Half of all first-time buyers in the UK, and over a quarter of home movers who took out a mortgage in Q3 of this year, opted for a term of more than 30 years, according to new data from UK Finance in collaboration with Accenture.
This compares with around a quarter of first-time buyers and fewer than one in ten home movers doing so just ten years ago.
The proportion of mortgages borrowed over longer terms has increased almost continuously since the global financial crisis and accelerated sharply since 2021, reflecting the effects of rising house prices and new mortgage rates on affordability.
The data also shows that the average income of new borrowers has risen. The average household income of a first-time-buyer mortgage application in Q3 2022 stood at just under £60,000. This is 17% higher than the same quarter last year. During this time, wage growth was well below this rate, indicating a shift towards higher income households entering the market as lower income households struggle to get onto the housing ladder.
According to the Review, house purchase activity remained on trend with pre-Covid-19 levels in Q3 this year, but demand is expected to weaken into 2023 due to stretched affordability.
Despite pressures on household finances, there has been no impact on headline mortgage arrears numbers in Q3. Overall arrears continued to fall in Q3; however, the burdens on household finances from falling incomes and higher mortgages could mean an uptick in arrears next quarter and into next year. Possession numbers remain substantially lower than previous normal levels. Possession is always a last resort, and those going through the courts at the moment are historic cases relating to long-term arrears built up over a period of years.
Eric Leenders, managing director of personal dinance at UK Finance, said: “The levels of home buying and selling were in line with pre-pandemic trends in Q3, but we expect activity to cool next year.
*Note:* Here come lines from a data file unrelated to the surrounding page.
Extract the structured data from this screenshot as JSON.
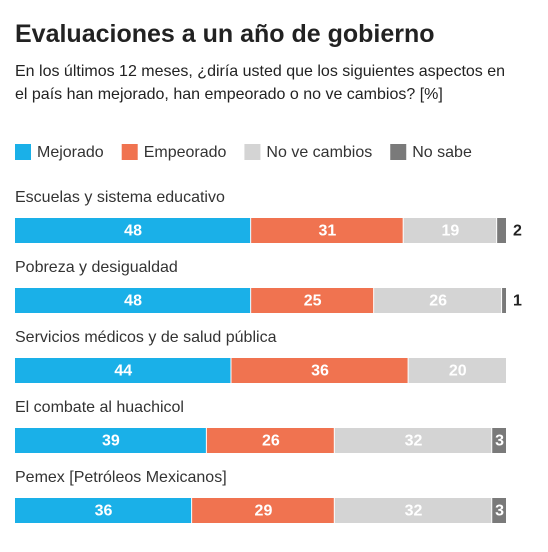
{
  "chart_data": {
    "type": "stacked-bar",
    "orientation": "horizontal",
    "title": "Evaluaciones a un año de gobierno",
    "subtitle": "En los últimos 12 meses, ¿diría usted que los siguientes aspectos en el país han mejorado, han empeorado o no ve cambios? [%]",
    "categories": [
      "Escuelas y sistema educativo",
      "Pobreza y desigualdad",
      "Servicios médicos y de salud pública",
      "El combate al huachicol",
      "Pemex [Petróleos Mexicanos]"
    ],
    "series": [
      {
        "name": "Mejorado",
        "color": "#1ab0e8",
        "values": [
          48,
          48,
          44,
          39,
          36
        ]
      },
      {
        "name": "Empeorado",
        "color": "#f07350",
        "values": [
          31,
          25,
          36,
          26,
          29
        ]
      },
      {
        "name": "No ve cambios",
        "color": "#d4d4d4",
        "values": [
          19,
          26,
          20,
          32,
          32
        ]
      },
      {
        "name": "No sabe",
        "color": "#7a7a7a",
        "values": [
          2,
          1,
          null,
          3,
          3
        ]
      }
    ]
  }
}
Cost of living pressures and changing employment patterns are likely to have an impact on demand and affordability going forward.
“At the same time, 1.8 million fixed rate deals are due to end in 2023, so refinancing levels will be robust. We would encourage customers to speak to a mortgage adviser and shop around for the best deal for their circumstances."
Krishnapriya Banerjee, managing director at Accenture, added: “Waning consumer confidence shows that people are bracing for tougher times ahead and seeking to stretch affordability. Banks will need to address the twin challenge of supporting households through this uncertain economic period whilst ensuring they have sufficient operational resilience to handle the weight of growing customer demands. Digital tools that leverage artificial intelligence and behavioural economics can be used to help anticipate customers’ needs and assist those facing financial hardship.”